Often, when people think about behavioral health, they focus on the tragedies associated with addiction and mental illness. It is important that we always remember that recovery is possible. Since 1989, September has been designated as National Recovery Month, a time to raise awareness about innovations in treatment, address stigma, celebrate the hard work of behavioral health professionals, and rejoice in the people who have entered recovery from mental health or substance use disorders. At Safe Harbor Recovery Center in Portsmouth, Virginia, we are proud to be part of the recovery community.
Fighting Stigma
Stigma is a form of discrimination. It is often the result of false information or a lack of understanding. For example, people with behavioral health conditions are often portrayed as immoral, dangerous, at fault for their own disorders, and incapable of recovery. One of the goals of Recovery Month is to educate people about behavioral health, so that they don’t believe false information about people with mental health or substance use disorders. When more people understand addiction and mental illness, it is easier for people who are struggling to get the help they need to recover.
Modeling Compassionate Vocabulary
People who aren’t knowledgeable about behavioral health often say really hurtful things about people who have mental health and substance use disorders. Recovery Month is an opportunity to teach them kinder, more accurate ways to discuss these conditions. For example:
- It’s unkind to call people addicts, junkies, abusers, alcoholics, or drunks. Instead, we say that they are a person with a substance use disorder or an alcohol use disorder.

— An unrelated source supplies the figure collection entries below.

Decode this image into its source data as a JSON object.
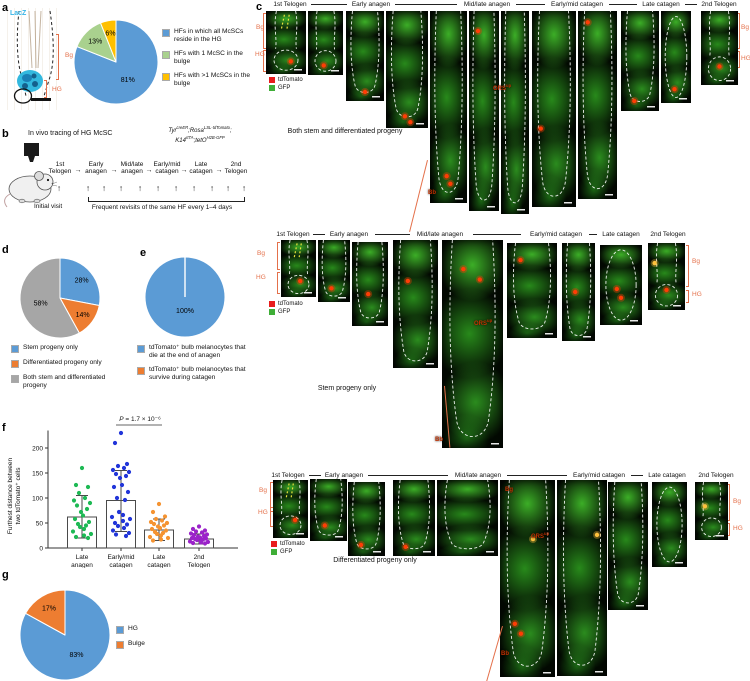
{
  "panels": {
    "a": {
      "label": "a",
      "stain_tag": "LacZ",
      "bulge_label": "Bg",
      "germ_label": "HG",
      "legend": [
        {
          "color": "#5B9BD5",
          "text": "HFs in which all McSCs reside in the HG"
        },
        {
          "color": "#A9D18E",
          "text": "HFs with 1 McSC in the bulge"
        },
        {
          "color": "#FFC000",
          "text": "HFs with >1 McSCs in the bulge"
        }
      ]
    },
    "b": {
      "label": "b",
      "title": "In vivo tracing of HG McSC",
      "genotype_line1": [
        [
          "Tyr",
          "i"
        ],
        [
          "creER",
          "s"
        ],
        [
          ";Rosa",
          "i"
        ],
        [
          "LSL-tdTomato",
          "s"
        ],
        [
          ";",
          "i"
        ]
      ],
      "genotype_line2": [
        [
          "K14",
          "i"
        ],
        [
          "rtTA",
          "s"
        ],
        [
          ";tetO",
          "i"
        ],
        [
          "H2B-GFP",
          "s"
        ]
      ],
      "stages": [
        "1st Telogen",
        "Early anagen",
        "Mid/late anagen",
        "Early/mid catagen",
        "Late catagen",
        "2nd Telogen"
      ],
      "initial_visit": "Initial visit",
      "revisits": "Frequent revisits of the same HF every 1–4 days"
    },
    "c": {
      "label": "c",
      "stage_headers": [
        "1st Telogen",
        "Early anagen",
        "Mid/late anagen",
        "Early/mid catagen",
        "Late catagen",
        "2nd Telogen"
      ],
      "marker_legend": [
        {
          "color": "#e81c1c",
          "text": "tdTomato"
        },
        {
          "color": "#3fae37",
          "text": "GFP"
        }
      ],
      "labels": {
        "bg": "Bg",
        "hg": "HG",
        "bb": "Bb",
        "ors_base": "ORS",
        "ors_sup": "up"
      },
      "groups": [
        {
          "caption": "Both stem and differentiated progeny"
        },
        {
          "caption": "Stem progeny only"
        },
        {
          "caption": "Differentiated progeny only"
        }
      ]
    },
    "d": {
      "label": "d",
      "legend": [
        {
          "color": "#5B9BD5",
          "text": "Stem progeny only"
        },
        {
          "color": "#ED7D31",
          "text": "Differentiated progeny only"
        },
        {
          "color": "#A6A6A6",
          "text": "Both stem and differentiated progeny"
        }
      ]
    },
    "e": {
      "label": "e",
      "legend": [
        {
          "color": "#5B9BD5",
          "text": "tdTomato⁺ bulb melanocytes that die at the end of anagen"
        },
        {
          "color": "#ED7D31",
          "text": "tdTomato⁺ bulb melanocytes that survive during catagen"
        }
      ]
    },
    "f": {
      "label": "f",
      "p_label": "P = 1.7 × 10⁻⁶",
      "ylabel": [
        "Furthest distance between",
        "two tdTomato⁺ cells"
      ]
    },
    "g": {
      "label": "g",
      "legend": [
        {
          "color": "#5B9BD5",
          "text": "HG"
        },
        {
          "color": "#ED7D31",
          "text": "Bulge"
        }
      ]
    }
  },
  "chart_data": [
    {
      "id": "pie_a",
      "type": "pie",
      "values": [
        81,
        13,
        6
      ],
      "value_labels": [
        "81%",
        "13%",
        "6%"
      ],
      "labels": [
        "HFs in which all McSCs reside in the HG",
        "HFs with 1 McSC in the bulge",
        "HFs with >1 McSCs in the bulge"
      ],
      "colors": [
        "#5B9BD5",
        "#A9D18E",
        "#FFC000"
      ]
    },
    {
      "id": "pie_d",
      "type": "pie",
      "values": [
        28,
        14,
        58
      ],
      "value_labels": [
        "28%",
        "14%",
        "58%"
      ],
      "labels": [
        "Stem progeny only",
        "Differentiated progeny only",
        "Both stem and differentiated progeny"
      ],
      "colors": [
        "#5B9BD5",
        "#ED7D31",
        "#A6A6A6"
      ]
    },
    {
      "id": "pie_e",
      "type": "pie",
      "values": [
        100,
        0
      ],
      "value_labels": [
        "100%",
        ""
      ],
      "labels": [
        "tdTomato⁺ bulb melanocytes that die at the end of anagen",
        "tdTomato⁺ bulb melanocytes that survive during catagen"
      ],
      "colors": [
        "#5B9BD5",
        "#ED7D31"
      ]
    },
    {
      "id": "pie_g",
      "type": "pie",
      "values": [
        83,
        17
      ],
      "value_labels": [
        "83%",
        "17%"
      ],
      "labels": [
        "HG",
        "Bulge"
      ],
      "colors": [
        "#5B9BD5",
        "#ED7D31"
      ]
    },
    {
      "id": "bar_f",
      "type": "bar",
      "categories": [
        "Late anagen",
        "Early/mid catagen",
        "Late catagen",
        "2nd Telogen"
      ],
      "ylabel": "Furthest distance between two tdTomato⁺ cells",
      "yticks": [
        0,
        50,
        100,
        150,
        200
      ],
      "ylim": [
        0,
        240
      ],
      "p_annotation": {
        "text": "P = 1.7 × 10⁻⁶",
        "groups": [
          "Early/mid catagen",
          "Late catagen"
        ]
      },
      "series": [
        {
          "name": "Late anagen",
          "color": "#1db954",
          "bar_mean": 62,
          "whisker_low": 20,
          "whisker_high": 105,
          "points": [
            160,
            126,
            122,
            110,
            100,
            95,
            90,
            85,
            78,
            72,
            65,
            58,
            52,
            48,
            45,
            42,
            38,
            33,
            28,
            25,
            22,
            20
          ]
        },
        {
          "name": "Early/mid catagen",
          "color": "#2135d9",
          "bar_mean": 95,
          "whisker_low": 33,
          "whisker_high": 155,
          "points": [
            230,
            210,
            168,
            164,
            160,
            156,
            152,
            148,
            144,
            140,
            126,
            122,
            112,
            100,
            96,
            72,
            66,
            62,
            58,
            54,
            50,
            47,
            44,
            40,
            35,
            30,
            27,
            24
          ]
        },
        {
          "name": "Late catagen",
          "color": "#F59331",
          "bar_mean": 36,
          "whisker_low": 15,
          "whisker_high": 58,
          "points": [
            88,
            72,
            63,
            58,
            55,
            52,
            50,
            48,
            45,
            43,
            40,
            38,
            35,
            32,
            30,
            28,
            25,
            22,
            20,
            17,
            15
          ]
        },
        {
          "name": "2nd Telogen",
          "color": "#9b23c9",
          "bar_mean": 18,
          "whisker_low": 8,
          "whisker_high": 28,
          "points": [
            43,
            38,
            35,
            33,
            31,
            29,
            27,
            26,
            24,
            23,
            21,
            20,
            19,
            18,
            17,
            16,
            14,
            13,
            12,
            11,
            10,
            9
          ]
        }
      ]
    }
  ]
}
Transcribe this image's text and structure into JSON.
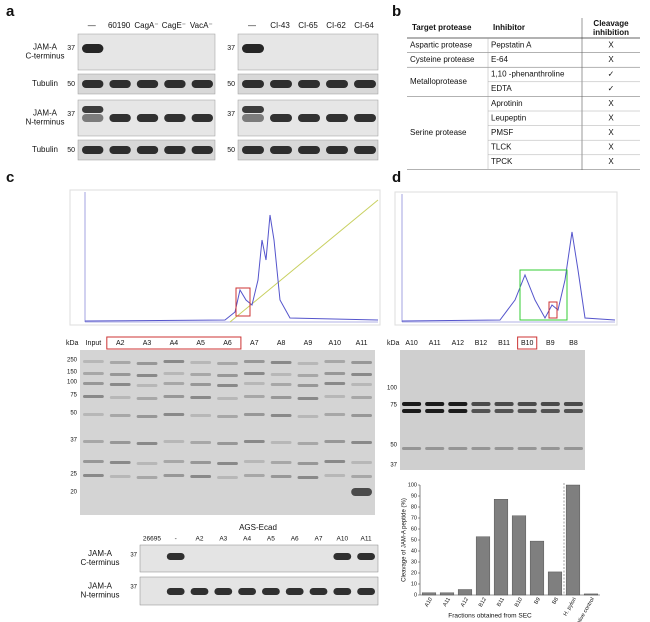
{
  "panel_labels": [
    "a",
    "b",
    "c",
    "d"
  ],
  "panel_a": {
    "row_labels": [
      [
        "JAM-A",
        "C-terminus"
      ],
      [
        "Tubulin"
      ],
      [
        "JAM-A",
        "N-terminus"
      ],
      [
        "Tubulin"
      ]
    ],
    "left": {
      "lanes": [
        "—",
        "60190",
        "CagA⁻",
        "CagE⁻",
        "VacA⁻"
      ],
      "markers": [
        "37",
        "50",
        "37",
        "50"
      ]
    },
    "right": {
      "lanes": [
        "—",
        "CI-43",
        "CI-65",
        "CI-62",
        "CI-64"
      ],
      "markers": [
        "37",
        "50",
        "37",
        "50"
      ]
    }
  },
  "panel_b": {
    "headers": [
      "Target protease",
      "Inhibitor",
      [
        "Cleavage",
        "inhibition"
      ]
    ],
    "groups": [
      {
        "target": "Aspartic protease",
        "inhibitors": [
          {
            "name": "Pepstatin A",
            "result": "X"
          }
        ]
      },
      {
        "target": "Cysteine protease",
        "inhibitors": [
          {
            "name": "E-64",
            "result": "X"
          }
        ]
      },
      {
        "target": "Metalloprotease",
        "inhibitors": [
          {
            "name": "1,10 -phenanthroline",
            "result": "✓"
          },
          {
            "name": "EDTA",
            "result": "✓"
          }
        ]
      },
      {
        "target": "Serine protease",
        "inhibitors": [
          {
            "name": "Aprotinin",
            "result": "X"
          },
          {
            "name": "Leupeptin",
            "result": "X"
          },
          {
            "name": "PMSF",
            "result": "X"
          },
          {
            "name": "TLCK",
            "result": "X"
          },
          {
            "name": "TPCK",
            "result": "X"
          }
        ]
      }
    ]
  },
  "panel_c": {
    "unit": "kDa",
    "markers": [
      "250",
      "150",
      "100",
      "75",
      "50",
      "37",
      "25",
      "20"
    ],
    "lanes": [
      "Input",
      "A2",
      "A3",
      "A4",
      "A5",
      "A6",
      "A7",
      "A8",
      "A9",
      "A10",
      "A11"
    ],
    "blot_title": "AGS-Ecad",
    "blot_lanes": [
      "26695",
      "-",
      "A2",
      "A3",
      "A4",
      "A5",
      "A6",
      "A7",
      "A10",
      "A11"
    ],
    "blot_rows": [
      [
        "JAM-A",
        "C-terminus"
      ],
      [
        "JAM-A",
        "N-terminus"
      ]
    ],
    "blot_markers": [
      "37",
      "37"
    ]
  },
  "panel_d": {
    "unit": "kDa",
    "markers": [
      "100",
      "75",
      "50",
      "37"
    ],
    "lanes": [
      "A10",
      "A11",
      "A12",
      "B12",
      "B11",
      "B10",
      "B9",
      "B8"
    ],
    "chart_data": {
      "type": "bar",
      "categories": [
        "A10",
        "A11",
        "A12",
        "B12",
        "B11",
        "B10",
        "B9",
        "B8",
        "H. pylori",
        "Negative control"
      ],
      "values": [
        2,
        2,
        5,
        53,
        87,
        72,
        49,
        21,
        100,
        1
      ],
      "color": "#7f7f7f",
      "ylim": [
        0,
        100
      ],
      "yticks": [
        0,
        10,
        20,
        30,
        40,
        50,
        60,
        70,
        80,
        90,
        100
      ],
      "y_label": "Cleavage of JAM-A peptide (%)",
      "x_label": "Fractions obtained from SEC"
    }
  }
}
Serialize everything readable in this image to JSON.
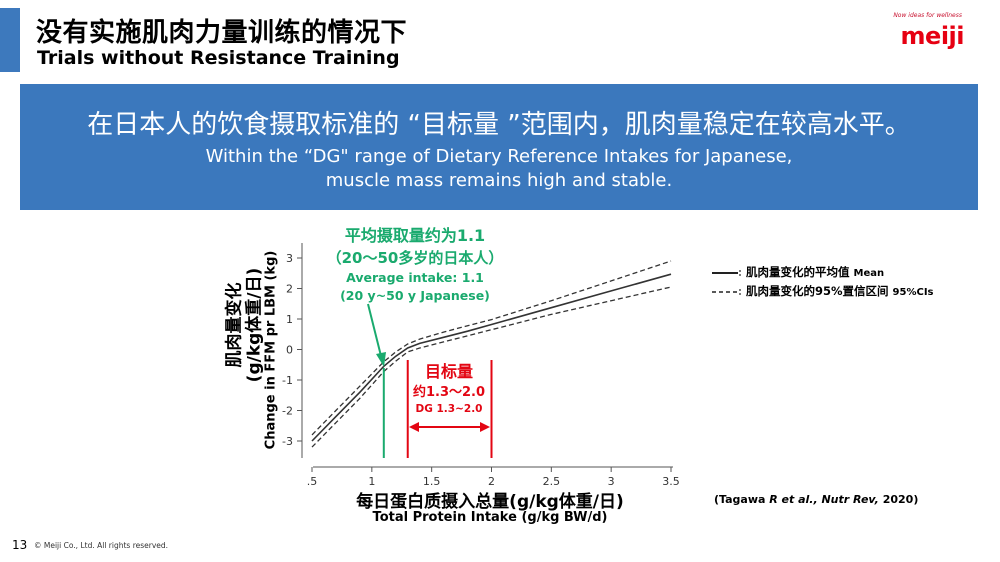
{
  "slide": {
    "title_zh": "没有实施肌肉力量训练的情况下",
    "title_en": "Trials without Resistance Training",
    "logo": {
      "tagline": "Now ideas for wellness",
      "wordmark": "meiji",
      "color": "#e60012"
    },
    "banner": {
      "text_zh": "在日本人的饮食摄取标准的 “目标量 ”范围内，肌肉量稳定在较高水平。",
      "text_en_line1": "Within the “DG\" range of Dietary Reference Intakes for Japanese,",
      "text_en_line2": "muscle mass remains high and stable.",
      "color": "#3b78bd"
    },
    "page_number": "13",
    "copyright": "© Meiji Co., Ltd. All rights reserved.",
    "citation": {
      "prefix": "(Tagawa ",
      "italic": "R et al., Nutr Rev,",
      "suffix": " 2020)"
    }
  },
  "chart_data": {
    "type": "line",
    "xlabel_zh": "每日蛋白质摄入总量(g/kg体重/日)",
    "xlabel_en": "Total Protein Intake (g/kg BW/d)",
    "ylabel_zh_line1": "肌肉量变化",
    "ylabel_zh_line2": "(g/kg体重/日)",
    "ylabel_en": "Change in FFM pr LBM (kg)",
    "xlim": [
      0.5,
      3.5
    ],
    "ylim": [
      -3.3,
      3.4
    ],
    "x_ticks": [
      0.5,
      1.0,
      1.5,
      2.0,
      2.5,
      3.0,
      3.5
    ],
    "x_tick_labels": [
      ".5",
      "1",
      "1.5",
      "2",
      "2.5",
      "3",
      "3.5"
    ],
    "y_ticks": [
      -3,
      -2,
      -1,
      0,
      1,
      2,
      3
    ],
    "y_tick_labels": [
      "-3",
      "-2",
      "-1",
      "0",
      "1",
      "2",
      "3"
    ],
    "series": [
      {
        "name": "肌肉量变化的平均值",
        "name_en": "Mean",
        "style": "solid",
        "x": [
          0.5,
          0.7,
          0.9,
          1.1,
          1.2,
          1.3,
          1.4,
          1.6,
          1.8,
          2.0,
          2.5,
          3.0,
          3.5
        ],
        "y": [
          -3.0,
          -2.2,
          -1.4,
          -0.55,
          -0.22,
          0.05,
          0.2,
          0.4,
          0.6,
          0.82,
          1.37,
          1.92,
          2.47
        ]
      },
      {
        "name": "肌肉量变化的95%置信区间",
        "name_en": "95%CIs",
        "style": "dashed",
        "x": [
          0.5,
          0.7,
          0.9,
          1.1,
          1.2,
          1.3,
          1.4,
          1.6,
          1.8,
          2.0,
          2.5,
          3.0,
          3.5
        ],
        "y": [
          -2.8,
          -2.0,
          -1.2,
          -0.4,
          -0.08,
          0.18,
          0.34,
          0.57,
          0.78,
          0.98,
          1.6,
          2.25,
          2.9
        ]
      },
      {
        "name": "肌肉量变化的95%置信区间",
        "name_en": "95%CIs",
        "style": "dashed",
        "x": [
          0.5,
          0.7,
          0.9,
          1.1,
          1.2,
          1.3,
          1.4,
          1.6,
          1.8,
          2.0,
          2.5,
          3.0,
          3.5
        ],
        "y": [
          -3.2,
          -2.4,
          -1.6,
          -0.72,
          -0.38,
          -0.08,
          0.05,
          0.25,
          0.45,
          0.65,
          1.15,
          1.6,
          2.05
        ]
      }
    ],
    "reference_lines": [
      {
        "x": 1.1,
        "color": "#1aaa6e",
        "label": "average intake"
      },
      {
        "x": 1.3,
        "color": "#e30613",
        "label": "DG lower"
      },
      {
        "x": 2.0,
        "color": "#e30613",
        "label": "DG upper"
      }
    ],
    "annotations": {
      "average": {
        "line1_zh": "平均摄取量约为1.1",
        "line2_zh": "（20～50多岁的日本人）",
        "line3_en": "Average intake: 1.1",
        "line4_en": "(20 y~50 y Japanese)",
        "color": "#1aaa6e"
      },
      "dg": {
        "line1_zh": "目标量",
        "line2_zh": "约1.3～2.0",
        "line3_en": "DG 1.3~2.0",
        "color": "#e30613"
      }
    },
    "legend_placement": "right",
    "legend": [
      {
        "style": "solid",
        "label_zh": "肌肉量变化的平均值",
        "label_en": "Mean"
      },
      {
        "style": "dashed",
        "label_zh": "肌肉量变化的95%置信区间",
        "label_en": "95%CIs"
      }
    ]
  }
}
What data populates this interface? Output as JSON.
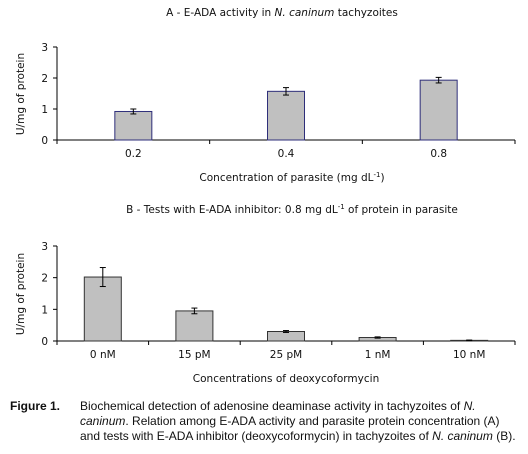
{
  "chart_data": [
    {
      "type": "bar",
      "title_prefix": "A - E-ADA activity in ",
      "title_italic": "N. caninum",
      "title_suffix": " tachyzoites",
      "categories": [
        "0.2",
        "0.4",
        "0.8"
      ],
      "values": [
        0.92,
        1.57,
        1.93
      ],
      "errors": [
        0.08,
        0.12,
        0.09
      ],
      "ylim": [
        0,
        3
      ],
      "yticks": [
        "0",
        "1",
        "2",
        "3"
      ],
      "ylabel": "U/mg of protein",
      "xlabel": "Concentration of parasite (mg dL",
      "xlabel_sup": "-1",
      "xlabel_end": ")",
      "bar_fill": "#c0c0c0",
      "bar_stroke": "#2e2e7a"
    },
    {
      "type": "bar",
      "title": "B - Tests with E-ADA inhibitor: 0.8 mg dL",
      "title_sup": "-1",
      "title_end": " of protein in parasite",
      "categories": [
        "0 nM",
        "15 pM",
        "25 pM",
        "1 nM",
        "10 nM"
      ],
      "values": [
        2.02,
        0.95,
        0.3,
        0.11,
        0.02
      ],
      "errors": [
        0.3,
        0.09,
        0.03,
        0.02,
        0.01
      ],
      "ylim": [
        0,
        3
      ],
      "yticks": [
        "0",
        "1",
        "2",
        "3"
      ],
      "ylabel": "U/mg of protein",
      "xlabel": "Concentrations of deoxycoformycin",
      "bar_fill": "#c0c0c0",
      "bar_stroke": "#333333"
    }
  ],
  "caption": {
    "label": "Figure 1.",
    "text_1": "Biochemical detection of adenosine deaminase activity in tachyzoites of ",
    "italic_1": "N. caninum",
    "text_2": ". Relation among E-ADA activity and parasite protein concentration (A) and tests with E-ADA inhibitor (deoxycoformycin) in tachyzoites of ",
    "italic_2": "N. caninum",
    "text_3": " (B)."
  }
}
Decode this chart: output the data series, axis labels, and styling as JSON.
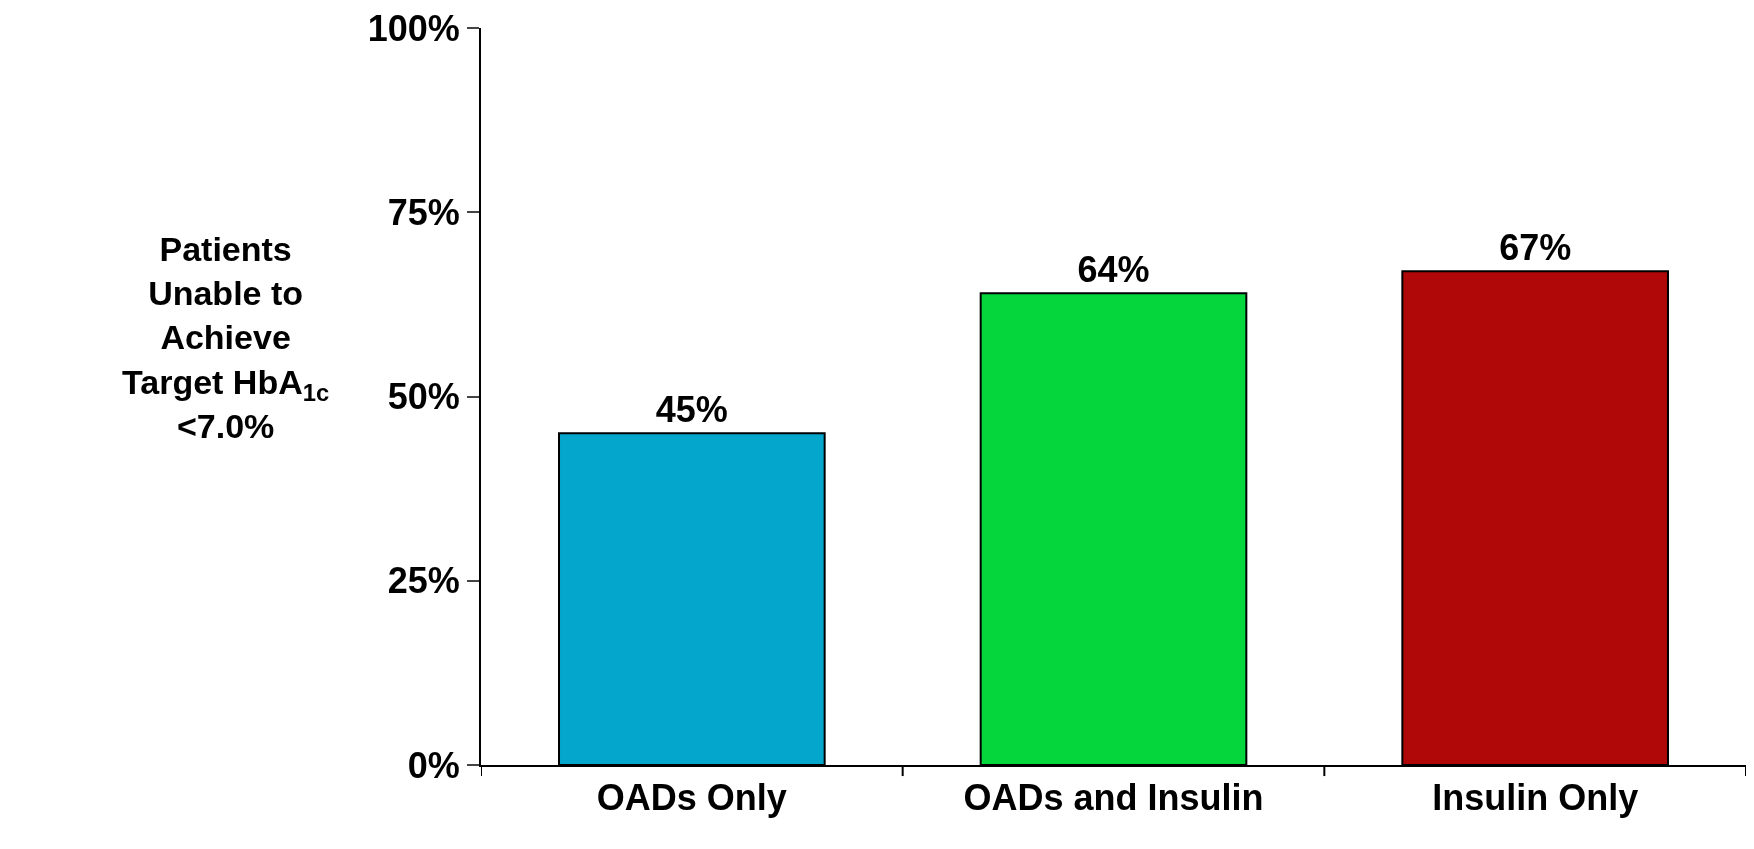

- We don’t say someone’s drug test was failed or dirty. Instead, we say that the results were positive. This is more medically accurate and removes the connotation that people who struggle with addiction are dirty or failures. For the same reason, we don’t say someone’s test was clean. We say the results were negative, or the person is in recovery or abstinent.
- It’s hurtful to call people crazy, nuts, or schizo. Instead, we choose accurate terminology. If you’re talking about someone who has a mental illness, say that they are diagnosed with a mental health disorder. If you’re not talking about someone with a mental illness, find another way to describe their behavior that doesn’t use words that have been used to stigmatize people with mental health issues. If they are unreliable, unpredictable, or do intentionally hurtful things, talk about that instead.
- It’s not accurate to call substance use a habit. Doing so implies that it’s a choice people can easily change, rather than it being a serious behavioral health disorder.
Increasing Understanding
We still have a long way to go in helping people to understand that behavioral health isn’t caused more immorality or weakness. Recovery Month is a great time to remind people that behavioral health issues are often caused or made worse by:
- A person’s environment
- Being unhoused
- Differences in brain structure
- Traumatic experiences
- Being poor
- Not having adequate support
Finding Hope
One of the biggest themes of Recovery Month is Hope. People can and do recover from addiction and mental health disorders. Fifty million adults in the United States consider themselves to be in recovery, including 2/3 of people who have experienced mental health disorders and 70 percent of people who have experienced substance use issues. By shining a spotlight on people who are in recovery, we give people who are still struggling the opportunity to believe that they can also recover.
Another part of giving people hope is talking about new treatment options that are being developed. For people who have tried to enter recovery previously and then relapsed, it may help to know that there are additional things they can try to find long-term recovery.
Preventing Behavioral Health Disorders
When we raise awareness about mental illness and addiction, teach people about the signs, and give them the tools to get help, we automatically make it easier to prevent and address behavioral health concerns. Young people, in particular, need this information so that they can make informed choices about their own lives, either to get help quickly or to entirely avoid likely triggers for behavioral health disorders.
At Safe Harbor Recovery Center, we provide residential, partial hospitalization, and intensive outpatient care for people with substance use disorders and co-occurring mental health disorders. Using trauma-informed care, we build individualized treatment plans that use evidence-based interventions to promote recovery.